A recent incident has stirred up some feelings for me regarding cultural sensitivity in schools. As a teacher, generally I feel responsible for the character education of all of my students, so whenever an occasion arises -- in class or otherwise -- where I see that someone is being offensive or hurtful to others (for whatever reason), I address it firmly and make sure I send out a message that that type of behavior is absolutely unacceptable.
As a person of proud Asian descent, I am particularly bothered on a personal level when I see actions around the school setting, that stereotype and/or demean Asian people. But, countering this is not always so easy, especially because in many cultures besides in America (surely in German as well as Salvadoran cultures), there is much less cultural sensitivity in general. I have heard a colleague say things to me that would be considered highly offensive if said in the States, even in private, much less in a professional environment. As a teacher in El Salvador, you live with the reality that one boy out of at least each class is nicknamed "(el) Chino" because they have slanted or small eyes. One "Chino" from my Precalculus class was a blond boy; the nickname was not meant to be hurtful or disparaging. Other culturally "acceptable" nicknames are "(el) Gordo" (the fat one), "(el) Chele" (the pale one), etc. Totally unacceptable in the States but totally common-place in Latin America.
So, the line becomes gray in other cultures. --Or does it?
That is what I have been thinking about the last few days, since I had to deal with a kid who repeatedly put offensive images about Chinese people on a slideshow that he was trying to put together about China. As it turns out, neither the boy's mom nor the other colleague involved in the incident thought the pictures were so bad. (The images made fun of how Chinese people eat cats and dogs, and also had bad English phrases on them like "Sum Ting Wong?") The pictures were so offensive to me that I had to delete them off of my desktop immediately after sending them along to another adult, so that I could get rid of the negative feeling that the images caused me. When my colleague saw the pictures, their first reaction -- in my presence -- was to laugh. Is it my job to educate them? Where does my role as an outsider fit in, in terms of pushing back on these cultural sensitivity issues?

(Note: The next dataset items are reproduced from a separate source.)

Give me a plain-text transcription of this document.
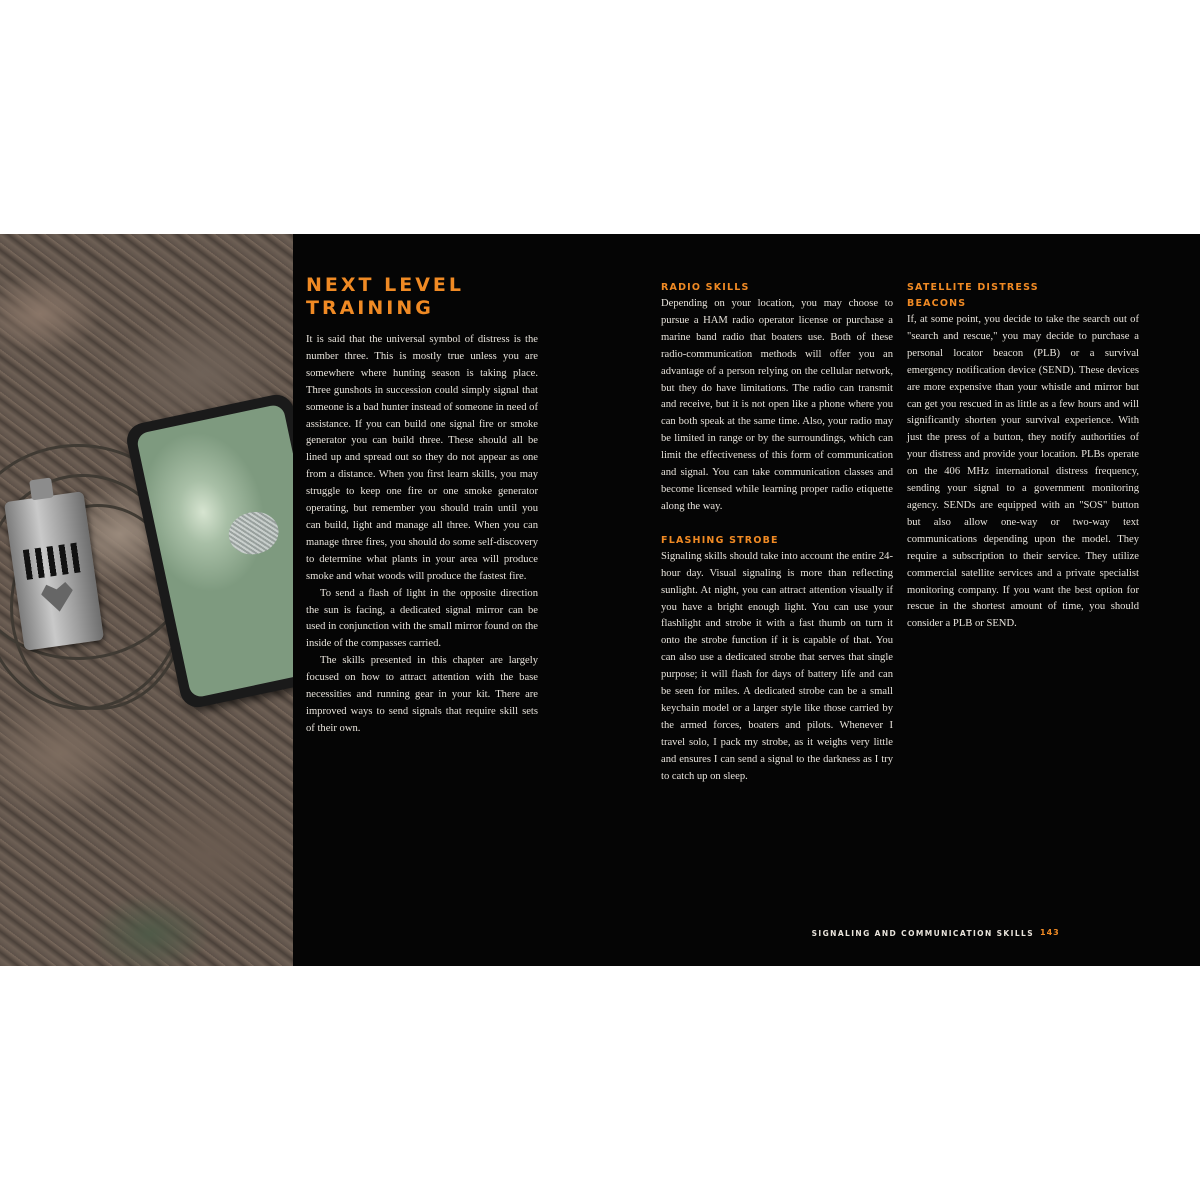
NEXT LEVEL
TRAINING

It is said that the universal symbol of distress is the number three. This is mostly true unless you are somewhere where hunting season is taking place. Three gunshots in succession could simply signal that someone is a bad hunter instead of someone in need of assistance. If you can build one signal fire or smoke generator you can build three. These should all be lined up and spread out so they do not appear as one from a distance. When you first learn skills, you may struggle to keep one fire or one smoke generator operating, but remember you should train until you can build, light and manage all three. When you can manage three fires, you should do some self-discovery to determine what plants in your area will produce smoke and what woods will produce the fastest fire.

To send a flash of light in the opposite direction the sun is facing, a dedicated signal mirror can be used in conjunction with the small mirror found on the inside of the compasses carried.

The skills presented in this chapter are largely focused on how to attract attention with the base necessities and running gear in your kit. There are improved ways to send signals that require skill sets of their own.

RADIO SKILLS

Depending on your location, you may choose to pursue a HAM radio operator license or purchase a marine band radio that boaters use. Both of these radio-communication methods will offer you an advantage of a person relying on the cellular network, but they do have limitations. The radio can transmit and receive, but it is not open like a phone where you can both speak at the same time. Also, your radio may be limited in range or by the surroundings, which can limit the effectiveness of this form of communication and signal. You can take communication classes and become licensed while learning proper radio etiquette along the way.

FLASHING STROBE

Signaling skills should take into account the entire 24-hour day. Visual signaling is more than reflecting sunlight. At night, you can attract attention visually if you have a bright enough light. You can use your flashlight and strobe it with a fast thumb on turn it onto the strobe function if it is capable of that. You can also use a dedicated strobe that serves that single purpose; it will flash for days of battery life and can be seen for miles. A dedicated strobe can be a small keychain model or a larger style like those carried by the armed forces, boaters and pilots. Whenever I travel solo, I pack my strobe, as it weighs very little and ensures I can send a signal to the darkness as I try to catch up on sleep.

SATELLITE DISTRESS
BEACONS

If, at some point, you decide to take the search out of "search and rescue," you may decide to purchase a personal locator beacon (PLB) or a survival emergency notification device (SEND). These devices are more expensive than your whistle and mirror but can get you rescued in as little as a few hours and will significantly shorten your survival experience. With just the press of a button, they notify authorities of your distress and provide your location. PLBs operate on the 406 MHz international distress frequency, sending your signal to a government monitoring agency. SENDs are equipped with an "SOS" button but also allow one-way or two-way text communications depending upon the model. They require a subscription to their service. They utilize commercial satellite services and a private specialist monitoring company. If you want the best option for rescue in the shortest amount of time, you should consider a PLB or SEND.

SIGNALING AND COMMUNICATION SKILLS 143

On a semi-related note, recently, an acquaintance mentioned on Facebook that she received a letter from her bank with a Chinese card tucked inside. She was offended, because she's actually Vietnamese. From an outsider's perspective, maybe you would think she overreacted, but unless you are from a country that constantly gets lumped into another country's ethnic group, you cannot begin to understand how she feels. (Her last name is Nguyen, by the way. That is the most common Vietnamese last name. The person at her bank who made this Asian publicity stunt needs to feel bad; that is like addressing a Kenny or O'Connor and saying they are Swiss.)
So, this is what I know: Racism is real, and it is hurtful. Whether or not a person is actually racist, their behavior and choices speak volumes for them. If we do not educate our children about what is acceptable and culturally sensitive, then they will grow up to be adults who help to propogate harmful racial stereotypes.
So, again, my question is: What is my role as an educator to help to stop this? Does my role change in an international setting? If you have thoughts, please feel free to add them. Otherwise, this is something I guess I'll have to figure out for myself, because it is important and worth thinking about.